Has there been a solution to this yet?

FluxMPI is still very much a thing if you can get yourself a CUDA-aware MPI. CUDA.jl also ships with NCCL artifacts, so if someone wants to try resuscitating GitHub - JuliaGPU/NCCL.jl: A Julia wrapper for the NVIDIA Collective Communications Library. I’d be happy to provide guidance there.

1 Like

I’m wondering if it couldn’t be possible to perform multi-gpu single host training only with the mechanics CUDA.jl currently offers. I unfortunately don’t have a multi-gpu setup to confirm, but given that peer-to-peer communication has been made possible in CUDA.jl v3 (CUDA.jl 3.5-3.8 ⋅ JuliaGPU), and looking at the Multiple GPUs · CUDA.jl, couldn’t a data parallel appraoch be hacked?

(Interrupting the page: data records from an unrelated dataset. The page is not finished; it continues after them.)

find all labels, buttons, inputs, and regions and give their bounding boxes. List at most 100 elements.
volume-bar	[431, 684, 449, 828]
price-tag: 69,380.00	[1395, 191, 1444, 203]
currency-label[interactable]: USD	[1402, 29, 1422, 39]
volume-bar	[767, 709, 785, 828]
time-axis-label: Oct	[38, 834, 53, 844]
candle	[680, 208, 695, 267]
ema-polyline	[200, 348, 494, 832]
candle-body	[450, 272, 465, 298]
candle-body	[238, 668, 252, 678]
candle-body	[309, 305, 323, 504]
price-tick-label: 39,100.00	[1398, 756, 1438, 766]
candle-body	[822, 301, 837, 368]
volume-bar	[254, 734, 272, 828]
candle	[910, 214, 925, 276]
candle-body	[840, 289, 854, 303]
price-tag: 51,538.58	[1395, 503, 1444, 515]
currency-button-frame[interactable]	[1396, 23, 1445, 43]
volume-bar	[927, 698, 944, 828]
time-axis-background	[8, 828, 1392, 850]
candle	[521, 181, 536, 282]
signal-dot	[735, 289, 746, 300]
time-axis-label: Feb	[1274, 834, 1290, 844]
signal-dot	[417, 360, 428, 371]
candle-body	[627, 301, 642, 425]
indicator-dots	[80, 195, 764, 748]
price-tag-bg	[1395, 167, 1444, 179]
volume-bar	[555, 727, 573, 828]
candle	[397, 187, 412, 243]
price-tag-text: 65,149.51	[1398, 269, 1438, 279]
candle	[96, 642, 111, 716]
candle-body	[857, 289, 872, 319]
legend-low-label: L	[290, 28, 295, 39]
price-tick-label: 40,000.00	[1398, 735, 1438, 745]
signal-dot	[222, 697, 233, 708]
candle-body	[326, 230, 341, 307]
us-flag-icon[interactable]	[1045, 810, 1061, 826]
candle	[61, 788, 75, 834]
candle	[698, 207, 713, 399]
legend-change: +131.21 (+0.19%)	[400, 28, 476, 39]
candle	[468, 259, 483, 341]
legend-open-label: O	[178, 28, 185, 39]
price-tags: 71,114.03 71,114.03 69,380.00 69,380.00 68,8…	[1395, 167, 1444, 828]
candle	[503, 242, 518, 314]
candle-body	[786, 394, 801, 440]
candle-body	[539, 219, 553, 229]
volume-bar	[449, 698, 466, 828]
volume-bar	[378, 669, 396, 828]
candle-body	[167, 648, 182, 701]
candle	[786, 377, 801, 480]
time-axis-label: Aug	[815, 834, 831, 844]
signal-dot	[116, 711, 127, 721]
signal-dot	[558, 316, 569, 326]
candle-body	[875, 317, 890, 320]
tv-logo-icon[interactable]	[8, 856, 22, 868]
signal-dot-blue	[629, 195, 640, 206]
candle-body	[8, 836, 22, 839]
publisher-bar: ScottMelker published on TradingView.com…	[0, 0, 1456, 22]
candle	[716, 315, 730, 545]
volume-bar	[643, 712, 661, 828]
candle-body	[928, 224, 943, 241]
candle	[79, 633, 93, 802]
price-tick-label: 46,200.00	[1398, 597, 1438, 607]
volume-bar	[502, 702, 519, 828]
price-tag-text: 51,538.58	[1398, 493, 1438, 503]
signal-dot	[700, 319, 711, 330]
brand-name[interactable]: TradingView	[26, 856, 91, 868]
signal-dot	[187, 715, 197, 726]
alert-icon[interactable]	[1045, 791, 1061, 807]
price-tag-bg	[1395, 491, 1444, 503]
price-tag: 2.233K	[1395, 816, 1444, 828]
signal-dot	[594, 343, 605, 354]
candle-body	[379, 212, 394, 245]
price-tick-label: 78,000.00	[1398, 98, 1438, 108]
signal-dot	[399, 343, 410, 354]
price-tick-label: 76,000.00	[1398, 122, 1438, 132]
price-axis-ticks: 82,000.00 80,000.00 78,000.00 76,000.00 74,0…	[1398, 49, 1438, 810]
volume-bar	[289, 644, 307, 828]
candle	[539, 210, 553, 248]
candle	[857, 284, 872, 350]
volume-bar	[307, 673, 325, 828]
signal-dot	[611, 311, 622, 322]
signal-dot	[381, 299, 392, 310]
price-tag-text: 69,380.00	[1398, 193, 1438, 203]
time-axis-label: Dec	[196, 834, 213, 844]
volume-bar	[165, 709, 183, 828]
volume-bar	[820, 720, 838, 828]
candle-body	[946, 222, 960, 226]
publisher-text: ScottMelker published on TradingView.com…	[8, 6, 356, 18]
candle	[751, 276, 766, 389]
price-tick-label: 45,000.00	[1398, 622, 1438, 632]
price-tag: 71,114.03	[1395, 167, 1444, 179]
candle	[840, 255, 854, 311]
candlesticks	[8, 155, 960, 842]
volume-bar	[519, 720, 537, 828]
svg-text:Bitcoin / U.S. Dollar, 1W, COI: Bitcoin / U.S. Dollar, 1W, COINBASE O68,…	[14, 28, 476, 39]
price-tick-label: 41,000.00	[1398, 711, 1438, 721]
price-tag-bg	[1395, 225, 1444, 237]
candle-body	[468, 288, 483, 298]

For example, something going along those lines:


# copy model on each device
device!(0)
m0 = gpu(m)
device!(1)
m1 = gpu(m)

for (x, y) in dataloader
    # copy each sub-batch to a device
   ...
@sync begin
    @async begin
        device!(0)
         copyto!(x0, :, view(x, :, 1:batch))
         copyto!(y0, :, view(y, 1:batch))
         grads0 = gradient((model) -> loss(model, x, y), m)[1]
    end
    @async begin
        device!(1)
        copyto!(x1, :, view(x, :, batch+1:end))
        copyto!(y1, :, view(y, batch+1:end))
        grads1 = gradient((model) -> loss(model, x1, y1), m)[1]
    end
    # now needs to accumulate grads from other gpus on a target one prior to update model weights
end

The above quite not complete, but seems within the scope of CUDA.jl?

1 Like

It definitely should be. CUDA.jl also exposes but doesn’t wrap low-level IPC APIs for cross-process communication. DaggerGPU uses those, for example. The remaining effort would be writing custom collective operations like all-reduce for data-parallel training, and the question is whether wrapping the existing ones in a library like NCCL might be easier than doing so.